Federal Judge Blocks Bankrupt California from Reducing Wages of State Workers

By Edwin Mora | June 29, 2009 | 7:12 PM EDT

In this Wednesday June, 17, 2009 picture, Gov. Arnold Schwarzenegger discusses the state budget deficit outside his Capitol office in Sacramento, Calif. Schwarzenegger has said state government operations will come to a "grinding halt," if lawmakers fail to pass a balanced budget by July 28. (AP Photo/Rich Pedroncelli)

(CNSNews.com) -- A federal judge in California has issued an injunction to stop a proposed $2 hourly wage reduction for  the state’s home-care workers, reductions that are part of efforts to cut a state budget shortfall of $24 billion.

U.S. District Judge Claudia Wilken halted the wage cuts on June 25 in response to a lawsuit by the Service Employee International Union (SEIU) on behalf of 250,000--out of a total of 440,000--home care workers that it represents in California.
The judge ordered the state to keep paying the workers, referred to as In-Home Supportive Services Workers (IHSS), up to $12.10 in wages and benefits.

Wages for IHSS workers would have been reduced to $9.50 per hour starting July 1, the beginning of California’s fiscal year, if the state budget cuts had been maintained, according to the SEIU.
California Gov. Arnold Schwarzenegger and the California General Assembly approved the wage reductions in February as part of an overall budget reduction proposal.

The governor and the legislature agreed to bring down home health worker wages to between $9.50 and $10.10 per hour, and to cut 60 cents in benefits.
However, Judge Wilken’s injunction has the potential of further increasing California’s budget shortfall, according to the California Department of Finance, which said the $2 dollar hourly wage cut would have saved a significant amount of money in 2009-10.
“It (not approving the wage downgrade) would be a hit to the state’s general fund of about $98.1 million,” H.D. Palmer, a spokesman for the California Department of Finance told CNSNews.com.

However, Pete Janhunen, a spokesman for the SEIU, told CNSNews.com that there are other options other than pay cuts to reducing California’s budget shortfall.

“The governor, primarily, and other people in the state government have a lot of options to increase revenue,” Janhunen said. “So while we understand that the budget situation is a dire one, there are a lot of other options on the revenue side, including taxing oil companies the way the other states tax them.”
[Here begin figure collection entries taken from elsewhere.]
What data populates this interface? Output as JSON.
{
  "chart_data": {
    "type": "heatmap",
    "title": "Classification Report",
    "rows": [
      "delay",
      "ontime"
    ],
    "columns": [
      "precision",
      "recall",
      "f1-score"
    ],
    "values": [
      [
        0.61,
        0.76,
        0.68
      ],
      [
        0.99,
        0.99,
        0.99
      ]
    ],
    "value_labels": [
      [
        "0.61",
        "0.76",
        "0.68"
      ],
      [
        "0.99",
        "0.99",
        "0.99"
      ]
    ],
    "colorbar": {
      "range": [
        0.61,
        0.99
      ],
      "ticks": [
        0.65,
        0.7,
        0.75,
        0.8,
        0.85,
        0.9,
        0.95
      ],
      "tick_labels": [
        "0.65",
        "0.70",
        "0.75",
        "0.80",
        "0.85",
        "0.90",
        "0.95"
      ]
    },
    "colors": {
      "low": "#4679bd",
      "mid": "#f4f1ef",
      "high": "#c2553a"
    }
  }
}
He added: “We would like to see them fight for the most vulnerable first and not just sacrifice the most vulnerable just because of the budget crisis.”

California’s credit rating has been downgraded by Moody’s Investors Service and Standard and Poor’s, providing another indication of the dire financial situation that the state finds itself in.
Lawmakers are deadlocked over how to fix the $24 billion deficit--a budget shortfall that threatens to leave the state broke in July.

The lawsuit, filed on June 4 by the SEIU in the U.S. District Court of the Northern District of California, forbids Gov. Arnold Schwarzenegger, among others, from enforcing the $2 wage reduction.

However, the Schwarzenegger administration plans to appeal Judge Wilken’s ruling, according to Palmer from California’s Department of Finance.

“We will appeal the ruling and we believe we will be successful on appeal,” Palmer told CNSNews.com. “We cannot envision any type of legal scenario that would prevent the state from moving forward and implementing this (wage reduction) as the Legislature adopted it back in February.”
When CNSNews.com asked SEIU’s Janhunen to comment on what Palmer pointed out, Janhunen said:
“I’m not aware of anything that’s happened along those lines (an appeal from the administration) yet, but we have the facts and the laws on our side and we will continue to seek justice in the courts as long and as far as it takes.”
According to the SEIU, “thousands of home-care providers” would be obliged to abandon their profession “to seek living-wage jobs, forcing frail seniors and people with disabilities to enter nursing homes or other residential institutions,” if the wage reduction is placed into effect.
“It (stopping the pay cut) prevents draconian pay cuts to people that don’t make a lot of money and take care of society’s most vulnerable,” Janhunen told CNSNews.com.
The union argued that the IHSS program actually saves the state money because it keeps its users from going into nursing facilities that tend to be more expensive.
However, according to a California Senate Office of Oversight and Outcomes report this year, the IHHS program “lacks sufficient oversight and suffers from fraud and abuse.”